Using LSDB to enable large-scale catalog distribution, cross-matching, and analytics

TL;DR

The paper tackles the challenge of Rubin Observatory's unprecedented data volumes by introducing HATS, a healpix-based hierarchical tiling scheme for scalable, partitioned catalog storage, and LSDB, a Dask-enabled, Pandas-like analysis framework that supports spatial queries, crossmatching, and time-series analysis. HATS uses Parquet storage, metadata harmonization, and a 64-bit global index to enable efficient parallel processing of large sky catalogs, with incremental updates and compatibility enhancements. LSDB demonstrates end-user analytics on datasets like ZTF and Pan-STARRS, including time-domain pipelines built around nested-pandas representations that compactly store light curves and enable large-scale analyses. The work is augmented by active collaboration with major data centers and emphasis on cloud deployment and IVOA standardization, aiming to provide bulk access to Rubin, Euclid, and Roman data and to broaden community adoption through lsdb.io.

Abstract

The Vera C. Rubin Observatory will generate an unprecedented volume of data, including approximately 60 petabytes of raw data and around 30 trillion observed sources, posing a significant challenge for large-scale and end-user scientific analysis. As part of the LINCC Frameworks Project we are addressing these challenges with the development of the HATS (Hierarchical Adaptive Tiling Scheme) format and analysis package LSDB. HATS partitions data adaptively using a hierarchical tiling system to balance the file sizes, enabling efficient parallel analysis. Recent updates include improved metadata consistency, support for incremental updates, and enhanced compatibility with evolving datasets. LSDB complements HATS by providing a scalable, user-friendly interface for large catalog analysis, integrating spatial queries, crossmatching, and time-series tools while utilizing Dask for parallelization. We have successfully demonstrated the use of these tools with datasets such as ZTF and Pan-STARRS data releases on both cluster and cloud environments. We are deeply involved in several ongoing collaborations to ensure alignment with community needs, with future plans for IVOA standardization and support for upcoming Rubin, Euclid and Roman data. We provide our code and materials at lsdb.io.
Paper Structure (5 sections, 2 figures)

This paper contains 5 sections, 2 figures.

Figures (2)

  • Figure 1: Partitioning of the ZTF data release 14 in the HATS scheme. Left panel: Partitioning of the object table. Right panel: Partitioning of the source table. The legend shows the healpix order of each pixel.

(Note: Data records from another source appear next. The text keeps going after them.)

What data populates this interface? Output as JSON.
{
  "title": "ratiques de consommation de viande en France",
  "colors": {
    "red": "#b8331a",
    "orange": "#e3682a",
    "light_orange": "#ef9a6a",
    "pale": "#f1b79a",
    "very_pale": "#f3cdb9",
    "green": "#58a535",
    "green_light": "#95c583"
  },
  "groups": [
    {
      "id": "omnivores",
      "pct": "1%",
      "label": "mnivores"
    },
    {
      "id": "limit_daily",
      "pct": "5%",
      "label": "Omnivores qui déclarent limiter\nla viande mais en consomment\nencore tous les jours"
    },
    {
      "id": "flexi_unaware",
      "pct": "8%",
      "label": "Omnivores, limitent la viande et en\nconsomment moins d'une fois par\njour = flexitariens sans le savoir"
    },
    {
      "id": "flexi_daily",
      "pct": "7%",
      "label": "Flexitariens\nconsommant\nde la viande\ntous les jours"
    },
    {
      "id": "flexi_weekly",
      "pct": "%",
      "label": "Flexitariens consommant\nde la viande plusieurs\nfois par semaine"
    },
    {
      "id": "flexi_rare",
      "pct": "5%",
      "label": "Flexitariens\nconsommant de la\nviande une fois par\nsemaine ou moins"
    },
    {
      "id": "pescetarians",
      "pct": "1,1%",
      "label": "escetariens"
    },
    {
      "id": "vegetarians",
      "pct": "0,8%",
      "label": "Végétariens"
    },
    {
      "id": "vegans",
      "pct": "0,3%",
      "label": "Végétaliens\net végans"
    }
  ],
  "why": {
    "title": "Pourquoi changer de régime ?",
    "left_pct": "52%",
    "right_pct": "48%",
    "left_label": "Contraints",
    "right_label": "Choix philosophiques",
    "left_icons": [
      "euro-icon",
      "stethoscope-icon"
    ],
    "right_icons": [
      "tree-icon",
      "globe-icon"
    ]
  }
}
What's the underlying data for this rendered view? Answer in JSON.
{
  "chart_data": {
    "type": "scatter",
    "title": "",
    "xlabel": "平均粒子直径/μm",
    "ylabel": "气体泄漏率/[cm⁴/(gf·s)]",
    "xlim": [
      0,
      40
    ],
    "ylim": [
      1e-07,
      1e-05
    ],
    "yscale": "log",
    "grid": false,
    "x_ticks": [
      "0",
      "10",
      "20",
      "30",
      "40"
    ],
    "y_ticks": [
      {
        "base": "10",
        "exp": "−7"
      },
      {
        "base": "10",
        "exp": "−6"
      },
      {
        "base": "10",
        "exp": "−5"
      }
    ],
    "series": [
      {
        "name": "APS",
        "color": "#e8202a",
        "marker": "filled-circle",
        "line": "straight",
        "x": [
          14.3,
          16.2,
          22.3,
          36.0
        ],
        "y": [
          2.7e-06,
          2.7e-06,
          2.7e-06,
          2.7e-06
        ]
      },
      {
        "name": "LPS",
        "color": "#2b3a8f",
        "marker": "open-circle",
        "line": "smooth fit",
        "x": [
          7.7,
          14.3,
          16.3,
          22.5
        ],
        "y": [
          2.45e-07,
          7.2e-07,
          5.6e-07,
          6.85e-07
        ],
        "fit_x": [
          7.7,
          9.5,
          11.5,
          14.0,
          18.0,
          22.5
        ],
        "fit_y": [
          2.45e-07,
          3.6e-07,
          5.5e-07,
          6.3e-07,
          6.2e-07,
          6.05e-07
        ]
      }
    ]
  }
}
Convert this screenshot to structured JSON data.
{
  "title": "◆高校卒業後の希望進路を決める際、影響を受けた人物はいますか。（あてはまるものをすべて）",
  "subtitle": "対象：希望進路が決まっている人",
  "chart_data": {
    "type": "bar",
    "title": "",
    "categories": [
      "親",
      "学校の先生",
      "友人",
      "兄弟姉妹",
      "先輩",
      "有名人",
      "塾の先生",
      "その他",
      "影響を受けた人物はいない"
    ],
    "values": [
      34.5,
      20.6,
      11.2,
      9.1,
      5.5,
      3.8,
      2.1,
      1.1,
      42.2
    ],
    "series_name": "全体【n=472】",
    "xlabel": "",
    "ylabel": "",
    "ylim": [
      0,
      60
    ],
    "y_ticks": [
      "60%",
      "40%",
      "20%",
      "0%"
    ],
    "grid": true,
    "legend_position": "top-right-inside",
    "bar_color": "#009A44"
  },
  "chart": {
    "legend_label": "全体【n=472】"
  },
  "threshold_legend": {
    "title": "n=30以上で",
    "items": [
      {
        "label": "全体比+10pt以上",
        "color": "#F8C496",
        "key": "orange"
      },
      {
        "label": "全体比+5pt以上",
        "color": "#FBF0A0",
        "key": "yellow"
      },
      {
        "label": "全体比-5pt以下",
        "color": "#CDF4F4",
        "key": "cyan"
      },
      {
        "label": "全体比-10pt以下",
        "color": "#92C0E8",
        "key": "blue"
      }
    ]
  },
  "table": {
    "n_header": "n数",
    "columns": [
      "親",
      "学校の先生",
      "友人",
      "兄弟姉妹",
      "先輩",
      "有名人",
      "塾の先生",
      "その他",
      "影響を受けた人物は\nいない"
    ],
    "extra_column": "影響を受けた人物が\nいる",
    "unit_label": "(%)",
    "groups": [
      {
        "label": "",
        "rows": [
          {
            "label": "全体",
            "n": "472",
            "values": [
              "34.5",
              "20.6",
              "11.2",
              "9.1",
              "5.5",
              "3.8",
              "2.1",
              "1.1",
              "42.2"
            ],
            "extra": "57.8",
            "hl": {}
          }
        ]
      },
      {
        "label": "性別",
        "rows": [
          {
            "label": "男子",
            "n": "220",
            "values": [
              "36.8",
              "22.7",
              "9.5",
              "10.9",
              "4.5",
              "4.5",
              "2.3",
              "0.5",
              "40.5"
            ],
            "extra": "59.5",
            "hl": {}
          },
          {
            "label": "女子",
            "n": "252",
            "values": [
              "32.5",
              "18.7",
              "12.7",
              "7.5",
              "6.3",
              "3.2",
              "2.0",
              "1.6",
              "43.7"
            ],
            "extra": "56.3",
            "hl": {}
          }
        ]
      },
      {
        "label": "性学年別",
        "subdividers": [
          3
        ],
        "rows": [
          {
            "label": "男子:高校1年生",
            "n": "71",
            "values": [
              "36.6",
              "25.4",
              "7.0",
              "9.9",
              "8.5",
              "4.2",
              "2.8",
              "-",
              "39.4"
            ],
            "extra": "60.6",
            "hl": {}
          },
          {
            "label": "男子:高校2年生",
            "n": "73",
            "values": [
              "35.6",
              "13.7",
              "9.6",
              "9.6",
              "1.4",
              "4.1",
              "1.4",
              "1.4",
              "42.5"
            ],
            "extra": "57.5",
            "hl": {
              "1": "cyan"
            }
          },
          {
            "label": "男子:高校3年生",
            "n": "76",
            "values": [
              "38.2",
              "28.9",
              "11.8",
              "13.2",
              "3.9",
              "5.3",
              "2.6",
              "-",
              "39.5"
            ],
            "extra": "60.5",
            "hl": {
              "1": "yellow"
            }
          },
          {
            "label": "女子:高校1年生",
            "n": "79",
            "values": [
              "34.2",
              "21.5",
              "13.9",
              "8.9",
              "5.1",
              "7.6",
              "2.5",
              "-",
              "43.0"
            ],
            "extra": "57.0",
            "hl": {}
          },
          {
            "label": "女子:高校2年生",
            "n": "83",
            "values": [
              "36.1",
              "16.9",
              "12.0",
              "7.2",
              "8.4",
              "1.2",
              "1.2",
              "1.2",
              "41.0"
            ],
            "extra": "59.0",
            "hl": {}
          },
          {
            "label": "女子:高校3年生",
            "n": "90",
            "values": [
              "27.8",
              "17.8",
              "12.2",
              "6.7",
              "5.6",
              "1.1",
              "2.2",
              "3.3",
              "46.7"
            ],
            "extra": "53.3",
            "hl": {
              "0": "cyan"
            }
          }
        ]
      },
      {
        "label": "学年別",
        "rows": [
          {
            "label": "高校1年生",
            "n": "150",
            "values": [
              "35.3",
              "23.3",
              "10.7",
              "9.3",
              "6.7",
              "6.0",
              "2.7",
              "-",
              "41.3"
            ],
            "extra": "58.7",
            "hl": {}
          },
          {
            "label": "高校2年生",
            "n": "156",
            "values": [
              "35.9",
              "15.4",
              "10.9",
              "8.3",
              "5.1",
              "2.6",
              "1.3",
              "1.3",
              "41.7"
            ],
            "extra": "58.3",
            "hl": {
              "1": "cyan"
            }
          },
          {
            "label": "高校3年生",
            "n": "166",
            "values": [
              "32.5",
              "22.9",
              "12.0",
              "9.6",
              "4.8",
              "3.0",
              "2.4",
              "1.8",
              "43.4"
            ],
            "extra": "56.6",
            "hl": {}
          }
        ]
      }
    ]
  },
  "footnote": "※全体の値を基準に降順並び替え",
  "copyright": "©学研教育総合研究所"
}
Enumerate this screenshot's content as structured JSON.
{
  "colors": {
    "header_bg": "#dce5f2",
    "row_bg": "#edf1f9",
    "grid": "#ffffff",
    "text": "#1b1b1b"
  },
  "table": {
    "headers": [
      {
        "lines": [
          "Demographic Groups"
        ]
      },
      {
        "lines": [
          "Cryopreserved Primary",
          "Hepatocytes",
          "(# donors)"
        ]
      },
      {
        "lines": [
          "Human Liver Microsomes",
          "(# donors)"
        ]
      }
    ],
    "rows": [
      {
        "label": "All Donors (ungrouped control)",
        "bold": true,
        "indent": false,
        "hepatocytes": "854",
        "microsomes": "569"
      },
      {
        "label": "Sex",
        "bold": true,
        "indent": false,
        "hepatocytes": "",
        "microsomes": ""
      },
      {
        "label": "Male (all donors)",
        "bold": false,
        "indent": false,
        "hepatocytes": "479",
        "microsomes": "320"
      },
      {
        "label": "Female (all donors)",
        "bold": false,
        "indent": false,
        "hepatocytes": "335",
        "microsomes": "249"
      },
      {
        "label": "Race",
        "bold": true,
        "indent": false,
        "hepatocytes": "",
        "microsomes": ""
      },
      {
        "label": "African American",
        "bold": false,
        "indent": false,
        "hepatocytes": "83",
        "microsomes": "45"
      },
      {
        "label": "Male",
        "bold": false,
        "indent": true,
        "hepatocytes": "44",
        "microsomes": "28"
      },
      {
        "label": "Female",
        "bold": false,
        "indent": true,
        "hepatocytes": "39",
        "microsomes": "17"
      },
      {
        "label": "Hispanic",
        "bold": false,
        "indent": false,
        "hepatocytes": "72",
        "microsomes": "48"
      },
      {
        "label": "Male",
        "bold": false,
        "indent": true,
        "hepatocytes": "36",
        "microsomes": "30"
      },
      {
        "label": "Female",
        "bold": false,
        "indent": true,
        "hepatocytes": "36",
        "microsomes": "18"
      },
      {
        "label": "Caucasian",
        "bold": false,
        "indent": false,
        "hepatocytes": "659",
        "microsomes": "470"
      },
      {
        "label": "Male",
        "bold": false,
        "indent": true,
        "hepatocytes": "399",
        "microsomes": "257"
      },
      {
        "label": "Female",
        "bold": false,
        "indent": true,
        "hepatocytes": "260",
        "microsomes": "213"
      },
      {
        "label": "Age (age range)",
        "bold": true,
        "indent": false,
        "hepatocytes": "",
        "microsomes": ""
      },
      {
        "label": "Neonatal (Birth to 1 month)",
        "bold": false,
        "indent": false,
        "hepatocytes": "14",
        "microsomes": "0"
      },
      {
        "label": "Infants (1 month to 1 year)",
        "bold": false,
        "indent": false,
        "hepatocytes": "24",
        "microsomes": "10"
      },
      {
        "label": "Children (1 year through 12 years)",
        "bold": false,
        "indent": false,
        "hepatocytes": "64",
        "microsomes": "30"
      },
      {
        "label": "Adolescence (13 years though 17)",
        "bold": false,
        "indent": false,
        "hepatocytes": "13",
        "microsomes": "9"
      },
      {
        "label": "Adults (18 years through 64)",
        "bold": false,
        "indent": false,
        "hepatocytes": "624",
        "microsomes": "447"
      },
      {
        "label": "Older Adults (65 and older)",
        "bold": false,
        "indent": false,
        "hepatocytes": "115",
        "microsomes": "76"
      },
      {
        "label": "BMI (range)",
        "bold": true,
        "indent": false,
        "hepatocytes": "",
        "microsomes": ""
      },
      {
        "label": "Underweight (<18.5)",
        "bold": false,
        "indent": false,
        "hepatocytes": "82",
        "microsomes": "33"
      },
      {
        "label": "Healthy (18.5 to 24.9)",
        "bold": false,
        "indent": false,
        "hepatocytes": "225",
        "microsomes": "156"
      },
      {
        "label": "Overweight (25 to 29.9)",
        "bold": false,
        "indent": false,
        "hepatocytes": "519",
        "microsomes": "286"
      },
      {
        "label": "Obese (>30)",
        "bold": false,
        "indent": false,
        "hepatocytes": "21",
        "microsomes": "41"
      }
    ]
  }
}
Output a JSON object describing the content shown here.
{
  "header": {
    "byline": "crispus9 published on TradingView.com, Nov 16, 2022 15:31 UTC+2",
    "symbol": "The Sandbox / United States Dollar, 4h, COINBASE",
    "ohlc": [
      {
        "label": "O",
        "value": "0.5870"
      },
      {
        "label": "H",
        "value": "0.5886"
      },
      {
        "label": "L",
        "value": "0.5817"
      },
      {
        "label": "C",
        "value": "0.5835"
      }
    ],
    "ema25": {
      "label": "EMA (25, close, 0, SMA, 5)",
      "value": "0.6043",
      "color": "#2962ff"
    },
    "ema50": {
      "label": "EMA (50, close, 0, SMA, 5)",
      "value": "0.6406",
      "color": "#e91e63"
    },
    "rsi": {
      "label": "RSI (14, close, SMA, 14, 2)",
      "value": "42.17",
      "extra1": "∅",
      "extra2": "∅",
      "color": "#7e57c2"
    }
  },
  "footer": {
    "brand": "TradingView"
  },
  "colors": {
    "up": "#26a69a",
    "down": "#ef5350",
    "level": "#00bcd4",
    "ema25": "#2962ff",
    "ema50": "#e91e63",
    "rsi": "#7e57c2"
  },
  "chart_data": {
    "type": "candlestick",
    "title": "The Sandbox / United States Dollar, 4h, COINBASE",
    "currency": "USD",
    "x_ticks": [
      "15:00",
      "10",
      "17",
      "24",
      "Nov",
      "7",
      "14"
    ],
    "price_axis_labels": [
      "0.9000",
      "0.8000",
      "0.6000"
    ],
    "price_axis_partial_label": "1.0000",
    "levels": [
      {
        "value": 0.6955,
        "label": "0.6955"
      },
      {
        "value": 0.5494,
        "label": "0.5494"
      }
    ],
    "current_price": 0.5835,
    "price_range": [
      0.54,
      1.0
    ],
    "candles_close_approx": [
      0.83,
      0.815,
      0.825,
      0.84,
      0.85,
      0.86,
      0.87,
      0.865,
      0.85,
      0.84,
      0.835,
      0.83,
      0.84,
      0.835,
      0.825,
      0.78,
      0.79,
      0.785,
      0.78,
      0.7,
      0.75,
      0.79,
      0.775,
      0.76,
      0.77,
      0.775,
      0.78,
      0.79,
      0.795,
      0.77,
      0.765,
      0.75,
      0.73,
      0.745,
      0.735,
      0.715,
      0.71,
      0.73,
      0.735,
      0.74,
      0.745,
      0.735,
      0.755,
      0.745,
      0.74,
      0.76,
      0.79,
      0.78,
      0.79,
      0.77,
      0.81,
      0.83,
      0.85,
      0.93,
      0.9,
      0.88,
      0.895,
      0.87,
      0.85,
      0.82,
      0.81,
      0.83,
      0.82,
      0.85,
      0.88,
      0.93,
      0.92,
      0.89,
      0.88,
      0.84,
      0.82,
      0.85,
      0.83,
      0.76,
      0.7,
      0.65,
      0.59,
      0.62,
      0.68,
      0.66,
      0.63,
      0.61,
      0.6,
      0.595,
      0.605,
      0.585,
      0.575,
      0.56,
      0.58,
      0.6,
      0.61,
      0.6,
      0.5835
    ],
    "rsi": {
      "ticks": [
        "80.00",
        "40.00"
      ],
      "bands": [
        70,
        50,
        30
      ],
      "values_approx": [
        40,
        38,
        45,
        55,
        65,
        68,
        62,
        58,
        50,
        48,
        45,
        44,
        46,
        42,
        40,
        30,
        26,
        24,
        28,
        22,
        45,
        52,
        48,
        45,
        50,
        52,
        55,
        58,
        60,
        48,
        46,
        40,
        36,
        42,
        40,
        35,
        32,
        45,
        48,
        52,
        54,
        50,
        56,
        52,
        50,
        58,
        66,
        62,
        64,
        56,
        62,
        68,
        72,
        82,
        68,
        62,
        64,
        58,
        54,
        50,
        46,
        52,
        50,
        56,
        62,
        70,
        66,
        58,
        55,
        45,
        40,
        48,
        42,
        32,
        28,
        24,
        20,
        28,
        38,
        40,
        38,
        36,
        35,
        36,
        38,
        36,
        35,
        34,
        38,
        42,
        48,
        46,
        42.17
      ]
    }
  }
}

In this Figure, "source" corresponds to each detection, while "object" is determined after associating nearby sources that likely correspond to the same astrophysical object. As such, there are more sources than objects in the catalog, necessitating deeper (higher value of healpix order) partitioning to get a similar size of all final pixels in memory.
  • Figure 2: Targeted API for the LSDB code. This example shows a hypothetical scientific analysis of selecting starts from the GAIA survey with high proper motion, cross-matched to ZTF data release. We then extract lightcurves, classify them and choose the likely RR Lyrae variable stars, before representing their distribution on the sky. LSDB aims to make such whole-sky analysis achievable and easy for science end-users.